I can’t help but think of the tragedy that is the “prosperity gospel” movement. People preaching the gospel for personal gain, their “disciples” coming to Christ because they think that is their “ticket” to material wealth and ease. When we view our lives in light of the eternal, our material possessions on this earth are beyond irrelevant. When I consider that my life here on earth is but a tiny dot on a line millions of miles long, does it really matter whether I’m driving a Mazda or a Mercedes? Is the size of my home even relevant? To think that people come to Jesus because they want a better car and a big screen TV tells me that they’ve completely missed why Christ died for us. He didn’t go to Calvary so Creflo Dollar could drive a Rolls Royce. He went to Calvary so that we could be saved from the pit of hell. When we consider THAT, why do we even care about anything in this world other than honoring Christ with our lives? Why do we even care to waste our lives chasing after that which is completely irrelevant in light of eternity? It is tragic to me that we can become so consumed with the temporal things of this world that we completely miss those things that are eternal.
Christ’s life was a life of servitude. He gave of himself until His path led to the cross where He gave His very life and spilled His blood that we might be saved. As believers, our lives have nothing to do with what we get from God and everything to do with what we give through the outflow of God’s grace working in us.
Christ promises that when we come to Him and drink from His cup that we become a source of refreshment for those around us.
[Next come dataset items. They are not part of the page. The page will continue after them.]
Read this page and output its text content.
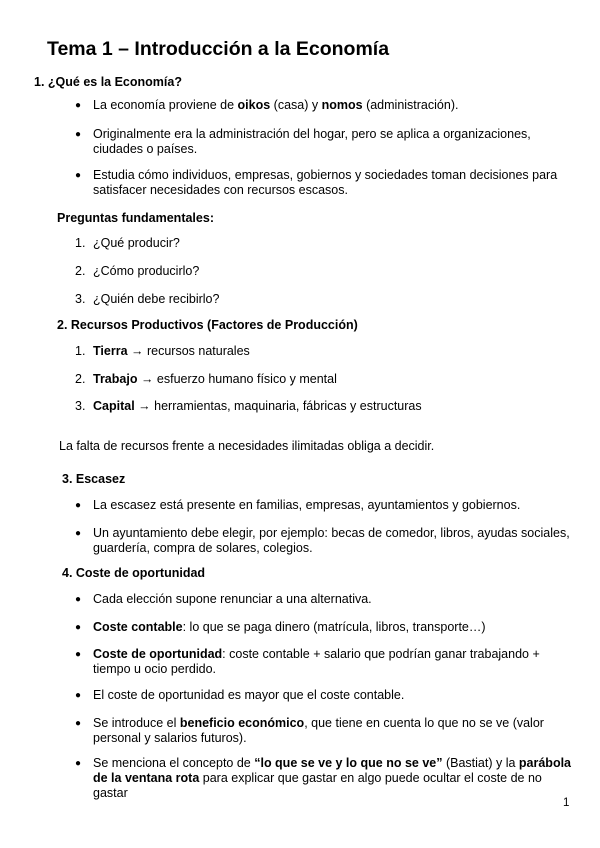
Tema 1 – Introducción a la Economía

1. ¿Qué es la Economía?

● La economía proviene de oikos (casa) y nomos (administración).
● Originalmente era la administración del hogar, pero se aplica a organizaciones, ciudades o países.
● Estudia cómo individuos, empresas, gobiernos y sociedades toman decisiones para satisfacer necesidades con recursos escasos.

Preguntas fundamentales:

1. ¿Qué producir?
2. ¿Cómo producirlo?
3. ¿Quién debe recibirlo?

2. Recursos Productivos (Factores de Producción)

1. Tierra → recursos naturales
2. Trabajo → esfuerzo humano físico y mental
3. Capital → herramientas, maquinaria, fábricas y estructuras

La falta de recursos frente a necesidades ilimitadas obliga a decidir.

3. Escasez

● La escasez está presente en familias, empresas, ayuntamientos y gobiernos.
● Un ayuntamiento debe elegir, por ejemplo: becas de comedor, libros, ayudas sociales, guardería, compra de solares, colegios.

4. Coste de oportunidad

● Cada elección supone renunciar a una alternativa.
● Coste contable: lo que se paga dinero (matrícula, libros, transporte…)
● Coste de oportunidad: coste contable + salario que podrían ganar trabajando + tiempo u ocio perdido.
● El coste de oportunidad es mayor que el coste contable.
● Se introduce el beneficio económico, que tiene en cuenta lo que no se ve (valor personal y salarios futuros).
● Se menciona el concepto de “lo que se ve y lo que no se ve” (Bastiat) y la parábola de la ventana rota para explicar que gastar en algo puede ocultar el coste de no gastar

1
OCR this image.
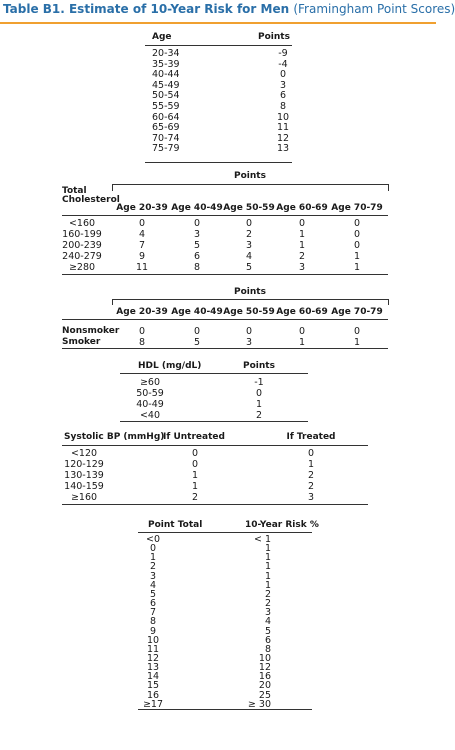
Table B1. Estimate of 10-Year Risk for Men (Framingham Point Scores)
Age	Points
20-34	-9
35-39	-4
40-44	0
45-49	3
50-54	6
55-59	8
60-64	10
65-69	11
70-74	12
75-79	13
Points
Total
Cholesterol
Age 20-39 Age 40-49 Age 50-59 Age 60-69 Age 70-79
<160	0	0	0	0	0
160-199	4	3	2	1	0
200-239	7	5	3	1	0
240-279	9	6	4	2	1
≥280	11	8	5	3	1
Points
Age 20-39 Age 40-49 Age 50-59 Age 60-69 Age 70-79
Nonsmoker 0	0	0	0	0
Smoker	8	5	3	1	1
HDL (mg/dL)	Points
≥60	-1
50-59	0
40-49	1
<40	2
Systolic BP (mmHg)
If Untreated	If Treated
<120	0	0
120-129	0	1
130-139	1	2
140-159	1	2
≥160	2	3
Point Total	10-Year Risk %
<0	< 1
0	1
1	1
2	1
3	1
4	1
5	2
6	2
7	3
8	4
9	5
10	6
11	8
12	10
13	12
14	16
15	20
16	25
≥17	≥ 30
He equips us for self-expenditure – He gives to us, not so that we can hoard that which we receive, but so that we can continue giving out of that gift. Chambers closes by saying:
It is time now to break the life, to cease craving for satisfaction, and to spill the thing out. Our Lord is asking who of us will do it for Him?
Oh, Catharine, this is one of my faves -- Oz talks in a few of his entries about being broken bread and poured-out wine. And about how grapes don't become wine unless they are CRUSHED. Not exactly a popular message for the prosperity gospel bunch!